Reforzando Acuerdos Comerciales
Desde el punto de vista comercial, Trump busca revitalizar acuerdos con sus socios latinoamericanos, adoptando la filosofía de “América Primero”. La nueva política propone el uso de “aranceles y acuerdos comerciales recíprocos” como herramientas eficaces. Además, se enfoca en la estrategia de nearshoring, que busca transferir parte de la producción a países cercanos, posicionando a América Latina como vital para la reconfiguración de las cadenas de valor.
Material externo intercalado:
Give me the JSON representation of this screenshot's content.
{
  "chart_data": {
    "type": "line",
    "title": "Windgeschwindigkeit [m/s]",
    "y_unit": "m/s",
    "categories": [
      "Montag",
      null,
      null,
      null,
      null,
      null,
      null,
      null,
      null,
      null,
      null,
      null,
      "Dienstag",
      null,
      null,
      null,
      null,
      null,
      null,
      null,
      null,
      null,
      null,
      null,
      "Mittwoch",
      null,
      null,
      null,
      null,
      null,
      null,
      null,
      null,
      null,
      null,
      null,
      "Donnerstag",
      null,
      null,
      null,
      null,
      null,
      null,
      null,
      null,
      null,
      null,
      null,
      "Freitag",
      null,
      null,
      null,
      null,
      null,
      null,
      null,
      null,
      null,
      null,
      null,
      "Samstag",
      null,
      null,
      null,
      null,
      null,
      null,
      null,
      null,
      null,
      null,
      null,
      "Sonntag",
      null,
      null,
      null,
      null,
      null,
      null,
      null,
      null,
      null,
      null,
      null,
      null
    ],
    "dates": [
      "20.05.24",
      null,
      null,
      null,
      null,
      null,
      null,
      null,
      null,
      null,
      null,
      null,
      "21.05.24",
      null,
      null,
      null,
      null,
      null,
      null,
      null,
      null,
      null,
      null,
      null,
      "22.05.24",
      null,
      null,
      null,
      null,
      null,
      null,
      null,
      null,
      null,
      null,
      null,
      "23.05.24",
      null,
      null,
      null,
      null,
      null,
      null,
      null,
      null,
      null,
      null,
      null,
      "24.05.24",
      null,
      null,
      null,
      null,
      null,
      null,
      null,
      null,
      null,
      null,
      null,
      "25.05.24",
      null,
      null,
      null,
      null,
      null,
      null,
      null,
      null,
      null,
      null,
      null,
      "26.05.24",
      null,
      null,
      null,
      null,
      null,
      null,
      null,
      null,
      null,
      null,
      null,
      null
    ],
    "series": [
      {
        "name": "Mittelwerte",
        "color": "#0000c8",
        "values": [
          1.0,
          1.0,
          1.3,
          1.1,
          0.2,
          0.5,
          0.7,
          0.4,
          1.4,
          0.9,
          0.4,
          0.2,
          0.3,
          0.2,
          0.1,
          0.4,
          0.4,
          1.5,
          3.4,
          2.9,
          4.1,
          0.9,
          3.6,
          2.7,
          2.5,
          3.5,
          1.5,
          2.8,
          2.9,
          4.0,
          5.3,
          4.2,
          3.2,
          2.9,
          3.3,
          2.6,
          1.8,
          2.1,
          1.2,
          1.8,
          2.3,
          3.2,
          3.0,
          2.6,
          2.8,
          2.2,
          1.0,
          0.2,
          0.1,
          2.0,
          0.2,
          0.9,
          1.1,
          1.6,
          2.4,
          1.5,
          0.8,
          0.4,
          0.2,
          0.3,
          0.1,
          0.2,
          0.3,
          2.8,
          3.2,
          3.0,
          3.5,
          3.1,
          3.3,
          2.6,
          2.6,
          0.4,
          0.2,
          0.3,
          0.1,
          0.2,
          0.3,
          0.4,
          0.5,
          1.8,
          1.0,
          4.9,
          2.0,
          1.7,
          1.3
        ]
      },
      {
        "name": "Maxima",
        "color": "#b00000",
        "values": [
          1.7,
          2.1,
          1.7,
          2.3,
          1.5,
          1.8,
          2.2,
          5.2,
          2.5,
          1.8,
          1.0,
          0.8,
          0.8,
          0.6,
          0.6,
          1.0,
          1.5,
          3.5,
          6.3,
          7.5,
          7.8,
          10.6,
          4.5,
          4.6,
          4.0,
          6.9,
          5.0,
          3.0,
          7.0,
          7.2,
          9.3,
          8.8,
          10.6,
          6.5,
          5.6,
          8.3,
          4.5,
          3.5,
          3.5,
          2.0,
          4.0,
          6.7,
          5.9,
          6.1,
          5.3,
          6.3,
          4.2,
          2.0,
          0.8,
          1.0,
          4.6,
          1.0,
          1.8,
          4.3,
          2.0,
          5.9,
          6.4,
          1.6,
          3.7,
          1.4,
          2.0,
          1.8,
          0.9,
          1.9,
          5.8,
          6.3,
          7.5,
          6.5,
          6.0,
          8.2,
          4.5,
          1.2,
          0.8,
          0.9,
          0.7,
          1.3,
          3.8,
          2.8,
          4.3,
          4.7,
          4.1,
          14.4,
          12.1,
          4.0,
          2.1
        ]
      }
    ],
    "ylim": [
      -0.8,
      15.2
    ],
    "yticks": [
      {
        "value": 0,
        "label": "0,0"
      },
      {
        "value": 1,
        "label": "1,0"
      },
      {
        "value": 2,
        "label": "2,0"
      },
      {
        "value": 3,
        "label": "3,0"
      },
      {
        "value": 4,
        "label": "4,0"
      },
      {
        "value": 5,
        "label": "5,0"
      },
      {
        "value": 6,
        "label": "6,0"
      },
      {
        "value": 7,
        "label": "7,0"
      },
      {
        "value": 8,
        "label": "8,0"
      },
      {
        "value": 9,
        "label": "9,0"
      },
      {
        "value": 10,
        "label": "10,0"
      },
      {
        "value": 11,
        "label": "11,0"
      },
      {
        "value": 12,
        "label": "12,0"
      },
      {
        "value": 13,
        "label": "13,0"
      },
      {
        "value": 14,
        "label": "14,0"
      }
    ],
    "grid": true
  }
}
Política de Represalias y Recompensas
La presencia militar de EE.UU. en la región, simbolizada por el portaaviones USS Gerald Ford, también busca ejercer presión sobre gobiernos como el de Venezuela. El documento sugiere despliegues militares específicos y la posibilidad de utilizar “fuerza letal” como parte de su nueva estrategia de seguridad. Enfatiza que “la fuerza es el mejor elemento disuasorio”, reminiscente de la política de “paz por medio de la fuerza” de Ronald Reagan.
Además, EE.UU. propone recompensar a aquellos gobiernos y partidos que se alineen con sus intereses, apoyando a líderes que creen una “estabilidad razonable” en la región y reduzcan la migración y el narcotráfico.
Conclusión
La nueva Estrategia de Seguridad Nacional de Estados Unidos refleja un enfoque renovado hacia América Latina, donde se busca no solo frenar amenazas, sino también aprovechar oportunidades dentro de la región. Sin embargo, persiste la preocupación por si esta estrategia finalmente podrá equilibrar los intereses de seguridad con el desarrollo y la cooperación en la región.
- América Latina se reafirma como un punto crucial en la política exterior de EE.UU.
- La nueva estrategia se inspira en la doctrina Monroe, adaptándola a los desafíos contemporáneos.
- Se busca fortalecer acuerdos comerciales y limitar influencias externas, principalmente de China.
- La política de recompensas podría favorecer a aliados que compartan intereses con EE.UU.